Dołącz do dyskusji: Marian Kmita: Nie można grać jednocześnie w dwóch różnych drużynach
Zgaduję, że nigdy nie prowadziłeś firmy :) Człowieku, jak masz rozwijające się, dobrze prosperujące przedsiębiorstwo, to ono angażuje cię przez całą dobę. Nie ma opcji, żeby sobie iść gdzieś na etat na 8 godzin plus 2 godziny na dojazdy. To po prostu nie działa, po godzinach na etacie, nawet jeśli zostało trochę wolnego czasu, człowiek jest zmęczony.

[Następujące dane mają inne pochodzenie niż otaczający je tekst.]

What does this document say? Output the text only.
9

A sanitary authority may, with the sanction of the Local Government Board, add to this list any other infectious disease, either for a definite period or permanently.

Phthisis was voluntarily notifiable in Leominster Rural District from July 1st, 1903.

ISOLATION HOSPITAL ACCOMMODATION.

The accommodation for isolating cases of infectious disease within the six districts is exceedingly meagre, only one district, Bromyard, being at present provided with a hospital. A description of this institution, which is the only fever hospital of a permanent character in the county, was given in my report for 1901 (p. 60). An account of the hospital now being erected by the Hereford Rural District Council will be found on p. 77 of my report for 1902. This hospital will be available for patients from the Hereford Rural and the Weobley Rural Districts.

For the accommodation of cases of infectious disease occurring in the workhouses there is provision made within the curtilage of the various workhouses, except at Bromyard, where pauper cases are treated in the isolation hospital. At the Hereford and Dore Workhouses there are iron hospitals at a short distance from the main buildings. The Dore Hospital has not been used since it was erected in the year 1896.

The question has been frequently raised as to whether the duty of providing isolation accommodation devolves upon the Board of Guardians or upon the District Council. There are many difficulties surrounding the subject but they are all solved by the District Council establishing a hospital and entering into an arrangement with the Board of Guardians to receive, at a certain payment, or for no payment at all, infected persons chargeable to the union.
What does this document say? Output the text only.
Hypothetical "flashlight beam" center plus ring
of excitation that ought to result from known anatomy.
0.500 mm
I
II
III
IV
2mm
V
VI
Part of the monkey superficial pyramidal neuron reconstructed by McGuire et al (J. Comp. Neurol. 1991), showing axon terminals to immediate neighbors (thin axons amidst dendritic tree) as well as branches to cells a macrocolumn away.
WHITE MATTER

Moim zdaniem ten internetowy biznes to raczej taki biznesik, z którego nie da się nawet składek na porządną emeryturę opłacić. Stąd to wciskanie się do pracy do dużych *stabilnych* firm. Bo YouTube zrobi pstryk i już cię nie ma.
Zgaduję, że nie znasz takiego pojęcia jak delegowanie działań w dobrze prosperującym przedsiębiorstwie? Uwaga, wyjaśniam - jeżeli masz ludzi, którym ufasz i o których wiesz, że dobrze zrobią za ciebie pewne rzeczy, to możesz (uwaga!) poświęcać czas na coś innego, podczas gdy oni zrobią coś dobrze za ciebie. Odsyłam do kejsa Jakuba B. Bączka, który jest na emeryturze, ale jego marką osobistą zarządzają inne osoby, albo do start-upu Just Join IT, którego właściciel Piotr Nowosielski nie ma zielonego pojęcia o IT od strony technologicznej i zajmuje się marketingiem, podczas gdy rzeczy stricte technologiczne zleca innym.
No, ale można, tak jak radzisz, zapieprzać na 3 etaty na dobę. Śmiało!